The Central Bank, and to a lesser extent the NOC, have long been accused of leaning with Islamists and their administrations in Tripoli, while the Libyan Investment Authority appears to be out of the limelight. The LNA has regularly suspended production and oil exports, accusing Tripoli’s administrations of favoring Islamists and militias and calling for a more equitable division of revenue. The LNA has also fought for the implementation of the parliament’s repeated votes to remove Saddek Elkaber from his post as governor of the Central Bank, but its demands have been ignored.

During the Tripoli conflict, which began nearly three years ago and ended with the defeat of the LNA and its return to its strongholds in the east and center of the nation, NOC leader Mustafa Sanalla backed the Government of National Accord. During the conflict, Sanalla blocked kerosene supply to the East in an effort to keep the army from utilizing it in the struggle for the city.

The transition of sovereign posts, headed by the head of NOC and the governor of the Central Bank, was one of the consequences of the Geneva Agreement, which ushered in the Dbeibah government. These changes did not occur in the end. Western nations, notably the US, are attempting to block attempts to limit oil production, which might deepen the global energy crisis, which has worsened as a result of the war in Ukraine and the failure of Western pressure on OPEC+ to boost output in order to lower prices.

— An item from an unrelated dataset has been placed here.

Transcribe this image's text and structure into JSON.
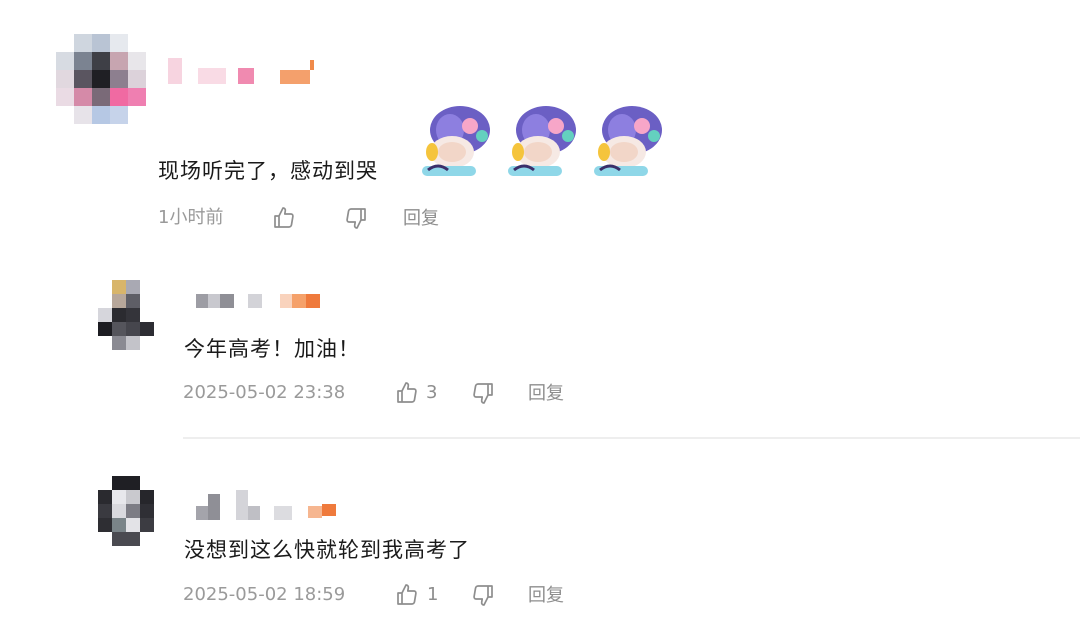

Richard Norland, the US envoy to Libya, has advocated for the central bank’s independence and impartiality in recent months. “We agreed on the importance of transparency in regularly paying salaries and basic government expenditures for the benefit of the Libyan people, and maintaining the independence and impartiality of state institutions such as the Central Bank of Libya and the National Oil Corporation,” Norland said after a meeting with Elkaber in February. The US envoy’s comments came when Dbeibah stopped paying LNA officers’ wages, sparking suspicions that he was using the money to continue in power.

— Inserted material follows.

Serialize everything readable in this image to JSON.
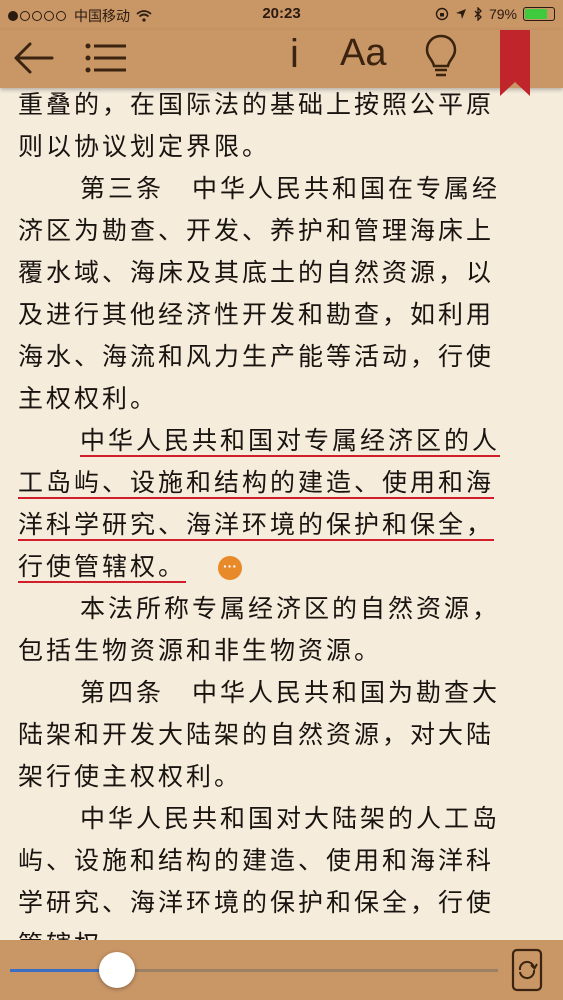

According to observers, Dbeibah is attempting to elicit a furious response from the LNA, which might result in the suspension of oil shipments. Dbeibah’s goal, according to analysts, is to make the LNA, parliament, and the incoming administration look to be adversaries of Western interests. They added that this might put further strain on the Bashagha.

Libya decided to suspend Russia’s participation in the UN Human Rights Council, a decision applauded by Europe. Libya became the first nation to have its own membership suspended in 2011, amid Muammar Qadhafi’s bloody assault on the uprising that toppled him. Russia is presently the second-largest country in the world. A spokesperson for the LNA, Major General Ahmed al-Mismari, denied that Haftar or the government had given instructions to shut down the country’s oil ports and fields.

Mismari was responding to reports that Haftar and the administration appointed by the House of Representatives had given orders to begin the gradual closure of all ports, oil fields, and gas pipelines beginning Sunday. He called the reports “false and unfounded.” Activists and social media sources reported on this after LNA members of the “5 + 5” Joint Military Committee announced on Saturday that they were suspending their work in the committee, urging Haftar to “issue an order to stop oil exports, close the coastal road, and stop flights between East and West.”